You can use the following function to decode UTF-8 into UTF-32. If the input string is corrupted it will return properly converted characters until the place where the UTF-8 rules were broken. You could improve it if you need more error reporting. But for argv data one can safely assume that it is correct UTF-8:
#define ARR_LEN(x) (sizeof(x)/sizeof(x[0]))

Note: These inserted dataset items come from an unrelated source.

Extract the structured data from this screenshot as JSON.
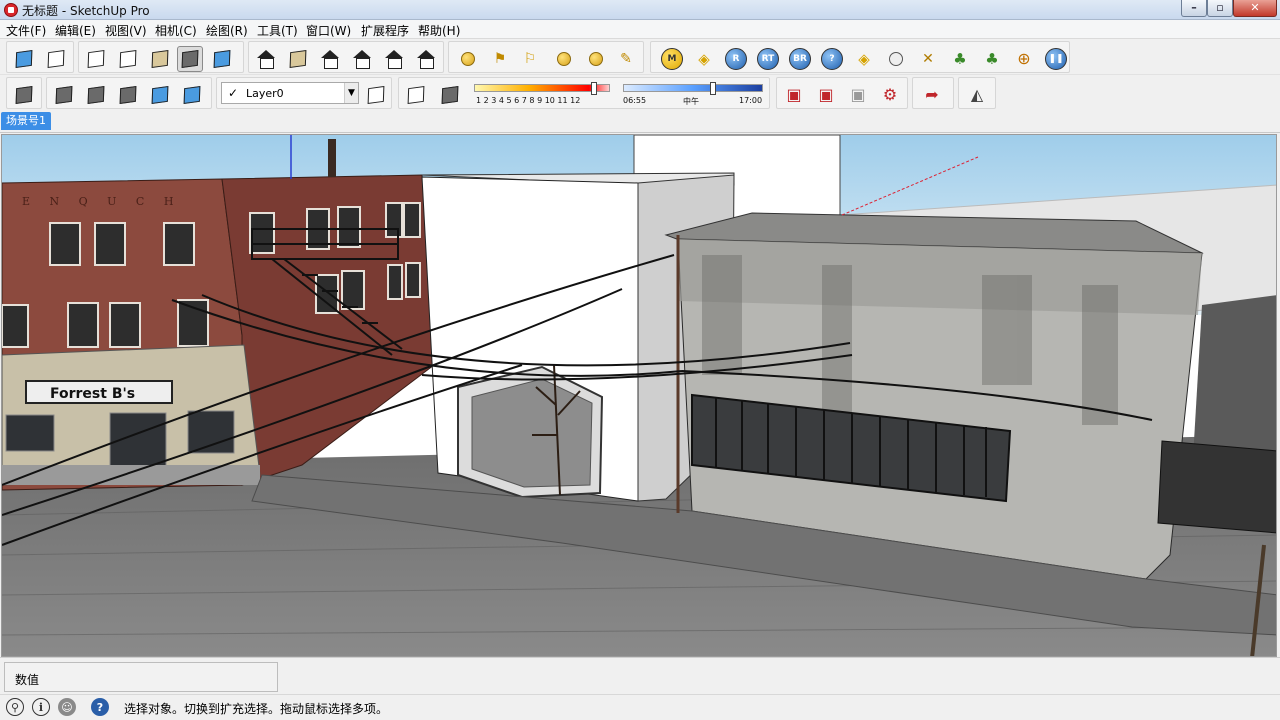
{
  "window": {
    "title": "无标题 - SketchUp Pro"
  },
  "menu": [
    {
      "label": "文件(F)"
    },
    {
      "label": "编辑(E)"
    },
    {
      "label": "视图(V)"
    },
    {
      "label": "相机(C)"
    },
    {
      "label": "绘图(R)"
    },
    {
      "label": "工具(T)"
    },
    {
      "label": "窗口(W)"
    },
    {
      "label": "扩展程序"
    },
    {
      "label": "帮助(H)"
    }
  ],
  "toolbar": {
    "layer": {
      "check": "✓",
      "name": "Layer0",
      "dropdown": "▼"
    },
    "shadow_months": {
      "ticks": "1  2  3  4  5  6  7  8  9  10 11 12"
    },
    "shadow_time": {
      "start": "06:55",
      "mid": "中午",
      "end": "17:00"
    },
    "plugins": {
      "m": "M",
      "r": "R",
      "rt": "RT",
      "br": "BR",
      "help": "?"
    }
  },
  "scene": {
    "tab": "场景号1"
  },
  "viewport": {
    "sign_text": "Forrest B's",
    "facade_letters": "E N Q U C H"
  },
  "vcb": {
    "label": "数值"
  },
  "status": {
    "text": "选择对象。切换到扩充选择。拖动鼠标选择多项。",
    "info_icon": "i",
    "help_icon": "?"
  },
  "colors": {
    "accent": "#3c8ee6",
    "title_bar": "#c9d9ee",
    "sky": "#b9dcf0"
  }
}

wstring Convert(const char * s) {
typedef unsigned char byte;
struct Level {
byte Head, Data, Null;
Level(byte h, byte d) {
Head = h; // the head shifted to the right
Data = d; // number of data bits
Null = h << d; // encoded byte with zero data bits
}
bool encoded(byte b) { return b>>Data == Head; }
}; // struct Level
Level lev[] = {
Level(2, 6),
Level(6, 5),
Level(14, 4),
Level(30, 3),
Level(62, 2),
Level(126, 1)
};
wchar_t wc = 0;
const char * p = s;
wstring result;
while (*p != 0) {
byte b = *p++;
if (b>>7 == 0) { // deal with ASCII
wc = b;
result.push_back(wc);
continue;
} // ASCII
bool found = false;
for (int i = 1; i < ARR_LEN(lev); ++i) {
if (lev[i].encoded(b)) {
wc = b ^ lev[i].Null; // remove the head
wc <<= lev[0].Data * i;
for (int j = i; j > 0; --j) { // trailing bytes
if (*p == 0) return result; // unexpected
b = *p++;
if (!lev[0].encoded(b)) // encoding corrupted
return result;
wchar_t tmp = b ^ lev[0].Null;
wc |= tmp << lev[0].Data*(j-1);
} // trailing bytes
result.push_back(wc);
found = true;
break;
} // lev[i]
} // for lev
if (!found) return result; // encoding incorrect
} // while
return result;
} // wstring Convert
On Windows, you can use tchar.h and _tmain, which will be turned into wmain if the _UNICODE symbol is defined at compile time, or main otherwise. TCHAR *argv[] will similarly be expanded to WCHAR * argv[] if unicode is defined, and char * argv[] if not.
If you want to have your main method work cross platform, you can define your own macros to the same effect.
TCHAR.h contains a number of convenience macros for conversion between wchar and char.